I have a symlink in /usr/src as follows: linux -> linux-4.6.0

The kernel in linux-4.6.0 has been prepared, compiled and configured.I have attempted to run the suggested commands "make oldconfig && make prepare" and as suspected it has no effect since I've already compiled the kernel and installed it.

----------

## i4dnf

For kernel 4.6.0 you need a patch for nvidia-drivers.
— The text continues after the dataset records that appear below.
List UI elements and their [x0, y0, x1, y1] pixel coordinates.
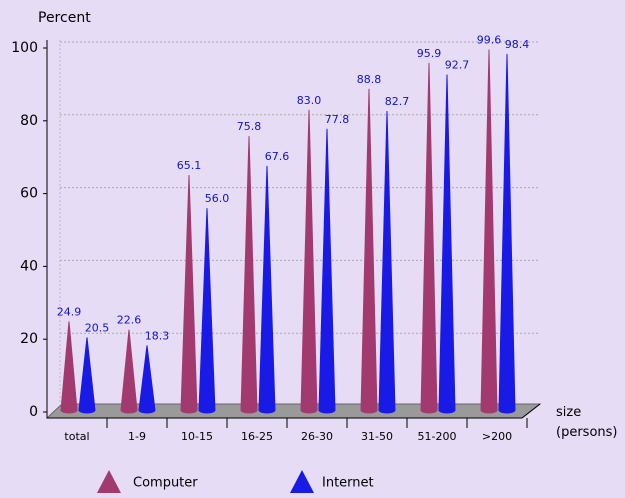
plot	[60, 41, 540, 414]
x-tick-label: 31-50	[361, 430, 393, 443]
value-label: 82.7	[385, 95, 410, 108]
value-label: 65.1	[177, 159, 202, 172]
y-axis-label: Percent	[38, 10, 91, 26]
cone	[78, 337, 96, 414]
y-tick-label: 80	[20, 113, 38, 129]
y-tick-label: 60	[20, 186, 38, 202]
y-tick-label: 100	[11, 40, 38, 56]
cone	[360, 88, 378, 414]
value-label: 20.5	[85, 321, 110, 334]
x-tick-label: 10-15	[181, 430, 213, 443]
cone	[198, 208, 216, 414]
cone	[300, 109, 318, 414]
cone	[120, 329, 138, 414]
value-label: 95.9	[417, 47, 442, 60]
value-label: 75.8	[237, 120, 262, 133]
x-axis-depth	[521, 403, 541, 419]
value-label: 24.9	[57, 305, 82, 318]
cone	[378, 110, 396, 414]
cone	[60, 321, 78, 414]
x-tick-label: 1-9	[128, 430, 146, 443]
x-tick-label: total	[64, 430, 89, 443]
x-tick-label: 16-25	[241, 430, 273, 443]
y-tick-label: 20	[20, 331, 38, 347]
cone	[318, 128, 336, 414]
cone	[480, 49, 498, 414]
value-label: 22.6	[117, 314, 142, 327]
value-label: 99.6	[477, 33, 502, 46]
value-label: 98.4	[505, 38, 530, 51]
y-tick-label: 0	[29, 404, 38, 420]
y-tick-label: 40	[20, 258, 38, 274]
x-axis-label: size (persons)	[556, 405, 618, 440]
x-tick-label: 51-200	[418, 430, 457, 443]
legend-label: Computer	[133, 476, 198, 491]
cone	[138, 345, 156, 414]
value-label: 83.0	[297, 94, 322, 107]
value-label: 88.8	[357, 73, 382, 86]
cone	[258, 165, 276, 414]
value-label: 56.0	[205, 192, 230, 205]
x-tick-label: >200	[482, 430, 512, 443]
value-label: 92.7	[445, 59, 470, 72]
legend-label: Internet	[322, 476, 374, 491]
legend-swatch	[97, 470, 121, 493]
cone	[498, 53, 516, 414]
value-label: 77.8	[325, 113, 350, 126]
cone	[438, 74, 456, 414]
cone	[420, 62, 438, 414]
legend-swatch	[290, 470, 314, 493]
cone	[240, 136, 258, 414]
cone	[180, 175, 198, 414]
value-label: 67.6	[265, 150, 290, 163]
value-label: 18.3	[145, 329, 170, 342]
x-tick-label: 26-30	[301, 430, 333, 443]
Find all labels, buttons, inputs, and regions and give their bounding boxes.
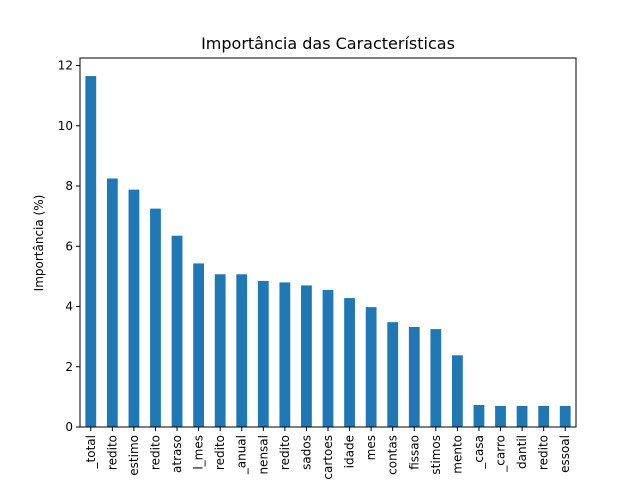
y-axis-ticks: 0 2 4 6 8 10 12 (58, 59, 80, 434)
x-tick-label-13: mes (364, 435, 378, 460)
bar-1 (106, 178, 118, 427)
y-tick-label-2: 4 (65, 300, 73, 314)
x-tick-label-12: idade (343, 435, 357, 468)
bar-11 (322, 289, 334, 427)
y-tick-label-4: 8 (65, 179, 73, 193)
x-tick-label-18: _casa (472, 435, 486, 470)
x-tick-label-8: nensal (256, 435, 270, 475)
x-tick-label-14: contas (386, 435, 400, 475)
x-tick-label-15: fissao (407, 435, 421, 470)
x-tick-label-5: l_mes (192, 435, 206, 470)
bar-7 (236, 274, 248, 427)
x-tick-label-10: sados (299, 435, 313, 470)
x-tick-label-1: redito (105, 435, 119, 470)
bar-4 (171, 235, 183, 427)
x-tick-label-21: redito (537, 435, 551, 470)
bar-2 (128, 189, 140, 427)
x-tick-label-2: estimo (127, 435, 141, 476)
bar-17 (452, 355, 463, 427)
x-tick-label-3: redito (148, 435, 162, 470)
bar-5 (193, 263, 204, 427)
x-axis-ticks: _total redito estimo redito atraso l_mes redit… (84, 427, 572, 480)
y-axis-label: Importância (%) (32, 195, 46, 292)
x-tick-label-11: cartoes (321, 435, 335, 480)
chart-title: Importância das Características (201, 34, 455, 53)
x-tick-label-9: redito (278, 435, 292, 470)
bar-6 (214, 274, 226, 427)
bar-9 (279, 282, 291, 427)
y-tick-label-1: 2 (65, 360, 73, 374)
x-tick-label-4: atraso (170, 435, 184, 473)
bar-16 (430, 329, 442, 427)
bars-group (85, 76, 571, 427)
bar-8 (257, 280, 269, 427)
bar-20 (516, 405, 528, 427)
bar-21 (538, 405, 550, 427)
bar-19 (495, 405, 506, 427)
x-tick-label-0: _total (84, 435, 98, 469)
bar-22 (559, 405, 571, 427)
y-tick-label-6: 12 (58, 59, 73, 73)
bar-18 (473, 405, 485, 427)
y-tick-label-3: 6 (65, 239, 73, 253)
plot-frame (79, 57, 577, 428)
bar-10 (301, 285, 312, 427)
x-tick-label-17: mento (450, 435, 464, 474)
x-tick-label-6: redito (213, 435, 227, 470)
y-tick-label-0: 0 (65, 420, 73, 434)
x-tick-label-7: _anual (235, 435, 249, 475)
x-tick-label-20: dantil (515, 435, 529, 469)
x-tick-label-22: essoal (558, 435, 572, 473)
bar-14 (387, 322, 399, 427)
bar-13 (365, 307, 377, 427)
x-tick-label-16: stimos (429, 435, 443, 475)
bar-15 (408, 326, 420, 427)
bar-12 (344, 298, 355, 427)
y-tick-label-5: 10 (58, 119, 73, 133)
bar-3 (150, 208, 161, 427)
bar-0 (85, 76, 97, 427)
x-tick-label-19: _carro (494, 435, 508, 473)
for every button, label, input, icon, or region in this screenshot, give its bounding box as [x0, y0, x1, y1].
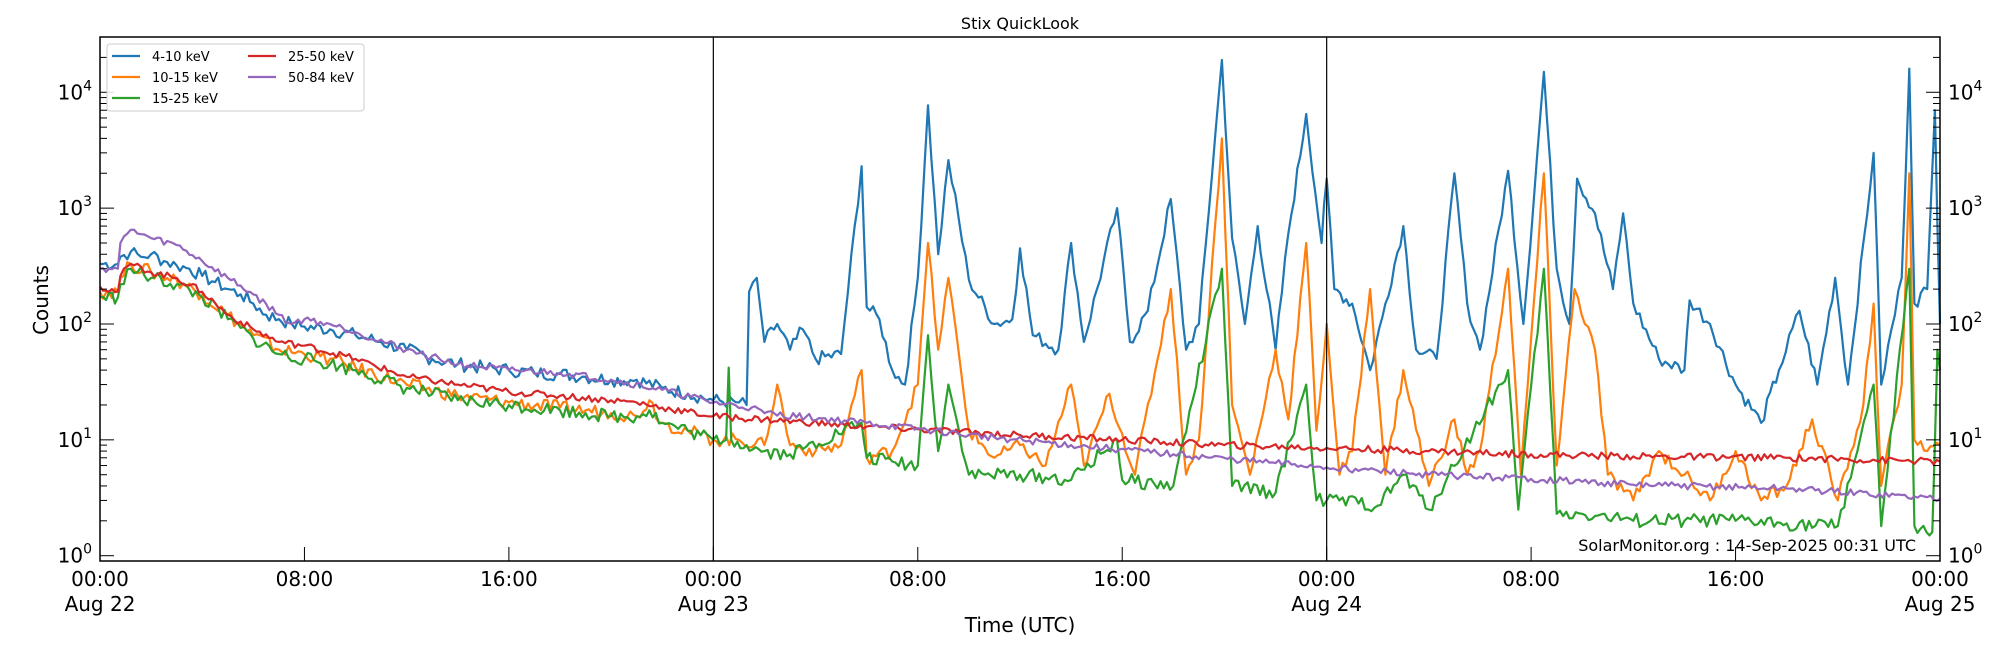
timestamp-annotation: SolarMonitor.org : 14-Sep-2025 00:31 UTC — [1578, 536, 1916, 555]
y-tick-label: 103 — [58, 194, 92, 220]
x-tick-date-label: Aug 24 — [1291, 592, 1362, 616]
legend-entry-label: 50-84 keV — [288, 71, 354, 86]
y-tick-label: 104 — [58, 78, 92, 104]
x-tick-label: 16:00 — [1707, 567, 1765, 591]
legend-entry-label: 10-15 keV — [152, 71, 218, 86]
x-tick-label: 08:00 — [1502, 567, 1560, 591]
x-tick-label: 08:00 — [889, 567, 947, 591]
series-line-50-84-kev — [99, 228, 1941, 502]
x-tick-label: 00:00 — [71, 567, 129, 591]
series-line-10-15-kev — [98, 137, 1941, 502]
y-tick-label: 101 — [58, 426, 92, 452]
x-tick-label: 00:00 — [685, 567, 743, 591]
y-tick-label-right: 101 — [1948, 426, 1982, 452]
y-tick-label-right: 102 — [1948, 310, 1982, 336]
legend-entry-label: 4-10 keV — [152, 50, 210, 65]
y-tick-label: 100 — [58, 542, 92, 568]
legend-entry-label: 25-50 keV — [288, 50, 354, 65]
x-tick-date-label: Aug 23 — [678, 592, 749, 616]
y-tick-label: 102 — [58, 310, 92, 336]
y-tick-label-right: 104 — [1948, 78, 1982, 104]
x-tick-date-label: Aug 22 — [65, 592, 136, 616]
series-line-25-50-kev — [99, 262, 1941, 466]
legend-entry-label: 15-25 keV — [152, 92, 218, 107]
x-tick-label: 00:00 — [1911, 567, 1969, 591]
y-tick-label-right: 103 — [1948, 194, 1982, 220]
plot-frame — [99, 36, 1941, 562]
series-line-15-25-kev — [99, 266, 1942, 537]
series-line-4-10-kev — [99, 58, 1942, 424]
x-tick-label: 16:00 — [480, 567, 538, 591]
legend: 4-10 keV 10-15 keV 15-25 keV 25-50 keV 50-84… — [106, 43, 365, 112]
x-tick-label: 16:00 — [1093, 567, 1151, 591]
x-tick-label: 08:00 — [276, 567, 334, 591]
x-axis-label: Time (UTC) — [964, 613, 1076, 637]
y-tick-label-right: 100 — [1948, 542, 1982, 568]
x-tick-date-label: Aug 25 — [1905, 592, 1976, 616]
chart-title: Stix QuickLook — [961, 14, 1080, 33]
legend-box — [106, 43, 365, 112]
day-boundary-lines — [712, 37, 1328, 561]
x-tick-label: 00:00 — [1298, 567, 1356, 591]
series-layer — [98, 58, 1942, 537]
y-axis-label: Counts — [29, 265, 53, 335]
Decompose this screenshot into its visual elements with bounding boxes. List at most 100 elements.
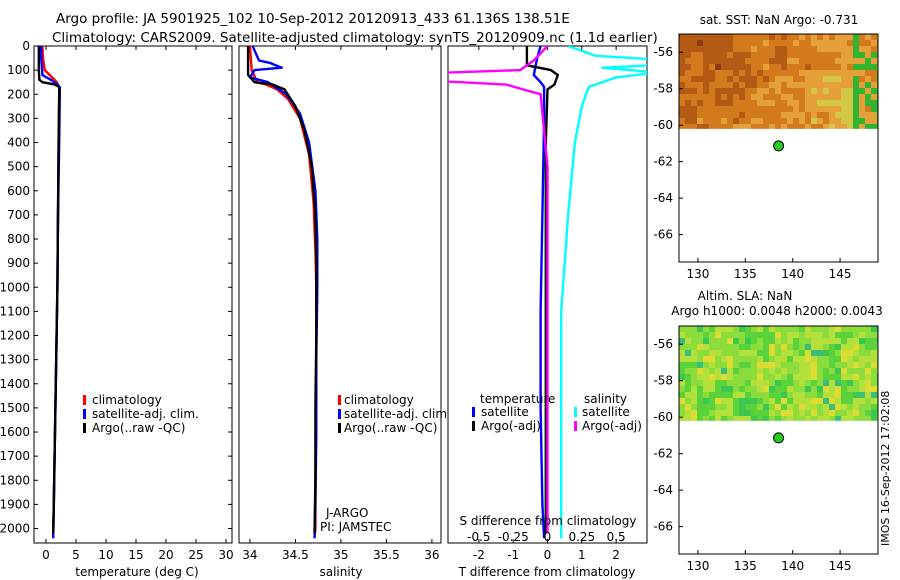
map-cell [865, 392, 871, 398]
map-cell [745, 356, 751, 362]
map-cell [835, 380, 841, 386]
map-cell [721, 332, 727, 338]
map-cell [697, 40, 703, 46]
figure-title-line2: Climatology: CARS2009. Satellite-adjuste… [52, 30, 658, 46]
x-tick-label: 20 [158, 548, 173, 562]
map-cell [709, 326, 715, 332]
y-tick-label: -62 [653, 447, 673, 461]
map-cell [757, 368, 763, 374]
map-cell [871, 112, 877, 118]
map-cell [781, 106, 787, 112]
legend-swatch-argo [83, 423, 86, 433]
map-cell [841, 82, 847, 88]
map-cell [685, 94, 691, 100]
map-cell [829, 40, 835, 46]
map-cell [751, 124, 757, 129]
map-cell [739, 124, 745, 129]
sla-map-panel: 130 135 140 145 -56 -58 -60 -62 -64 -66 [653, 325, 879, 573]
map-cell [733, 362, 739, 368]
map-cell [853, 94, 859, 100]
map-cell [685, 106, 691, 112]
y-tick-label: -62 [653, 155, 673, 169]
map-cell [751, 76, 757, 82]
map-cell [769, 118, 775, 124]
sla-map-title-line1: Altim. SLA: NaN [698, 289, 793, 303]
map-cell [769, 100, 775, 106]
map-cell [691, 76, 697, 82]
x-tick-label: 5 [72, 548, 80, 562]
map-cell [847, 106, 853, 112]
map-cell [691, 392, 697, 398]
map-cell [829, 46, 835, 52]
map-cell [859, 374, 865, 380]
map-cell [739, 106, 745, 112]
map-cell [709, 88, 715, 94]
map-cell [715, 94, 721, 100]
map-cell [691, 374, 697, 380]
map-cell [787, 34, 793, 40]
sst-map-title: sat. SST: NaN Argo: -0.731 [700, 13, 859, 27]
map-frame [678, 33, 879, 263]
map-cell [775, 70, 781, 76]
map-cell [805, 112, 811, 118]
map-cell [781, 392, 787, 398]
map-cell [709, 416, 715, 421]
map-cell [787, 350, 793, 356]
map-cell [853, 344, 859, 350]
map-cell [841, 106, 847, 112]
map-cell [847, 332, 853, 338]
map-cell [793, 46, 799, 52]
map-cell [739, 398, 745, 404]
map-cell [817, 82, 823, 88]
y-tick-label: 600 [7, 184, 30, 198]
map-cell [739, 70, 745, 76]
map-cell [859, 58, 865, 64]
map-cell [817, 350, 823, 356]
salinity-legend: climatology satellite-adj. clim. Argo(..… [338, 393, 451, 435]
map-cell [865, 34, 871, 40]
map-cell [757, 118, 763, 124]
map-cell [799, 58, 805, 64]
map-cell [727, 338, 733, 344]
map-cell [847, 344, 853, 350]
map-cell [727, 416, 733, 421]
map-cell [811, 380, 817, 386]
map-cell [817, 106, 823, 112]
map-cell [865, 338, 871, 344]
map-cell [853, 392, 859, 398]
map-cell [841, 118, 847, 124]
map-cell [727, 88, 733, 94]
map-cell [805, 398, 811, 404]
map-cell [751, 112, 757, 118]
map-cell [769, 326, 775, 332]
map-cell [763, 70, 769, 76]
map-cell [721, 374, 727, 380]
map-cell [865, 410, 871, 416]
footer-timestamp: IMOS 16-Sep-2012 17:02:08 [879, 391, 892, 546]
map-cell [745, 350, 751, 356]
map-cell [859, 326, 865, 332]
figure-title-line1: Argo profile: JA 5901925_102 10-Sep-2012… [56, 11, 570, 27]
map-cell [841, 344, 847, 350]
map-cell [715, 34, 721, 40]
y-tick-label: 1200 [0, 329, 30, 343]
map-cell [685, 64, 691, 70]
map-cell [709, 374, 715, 380]
map-cell [871, 40, 877, 46]
map-cell [835, 326, 841, 332]
map-cell [733, 40, 739, 46]
map-cell [763, 52, 769, 58]
map-cell [715, 374, 721, 380]
map-cell [685, 398, 691, 404]
map-cell [757, 58, 763, 64]
map-cell [733, 112, 739, 118]
legend-swatch-sal-satellite [574, 407, 577, 417]
map-cell [757, 374, 763, 380]
map-cell [715, 100, 721, 106]
map-cell [829, 94, 835, 100]
legend-label-temp-satellite: satellite [481, 405, 529, 419]
map-cell [685, 374, 691, 380]
map-cell [751, 106, 757, 112]
map-cell [733, 88, 739, 94]
map-cell [697, 356, 703, 362]
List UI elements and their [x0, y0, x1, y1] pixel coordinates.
There's no official release to support it yet.

You can put the patch from here (devtalk.nvidia.com) in a file named for example 01-kernel4.6.0-compat.patch in /etc/portage/patches/x11-drivers/nvidia-drivers-364.19/

Portage will then pick it up when emerging nvidia-drivers.

P.S. I've reported this as the thread might need to go to Unsupported Software.

----------

## sheep204

 *i4dnf wrote:*   

> For kernel 4.6.0 you need a patch for nvidia-drivers. There's no official release to support it yet.
> 
> You can put the patch from here (devtalk.nvidia.com) in a file named for example 01-kernel4.6.0-compat.patch in /etc/portage/patches/x11-drivers/nvidia-drivers-364.19/
> 
> Portage will then pick it up when emerging nvidia-drivers.
> ...

 

Thanks for answer.

----------

## pilla

Moved from Desktop Environments to Kernel & Hardware.

----------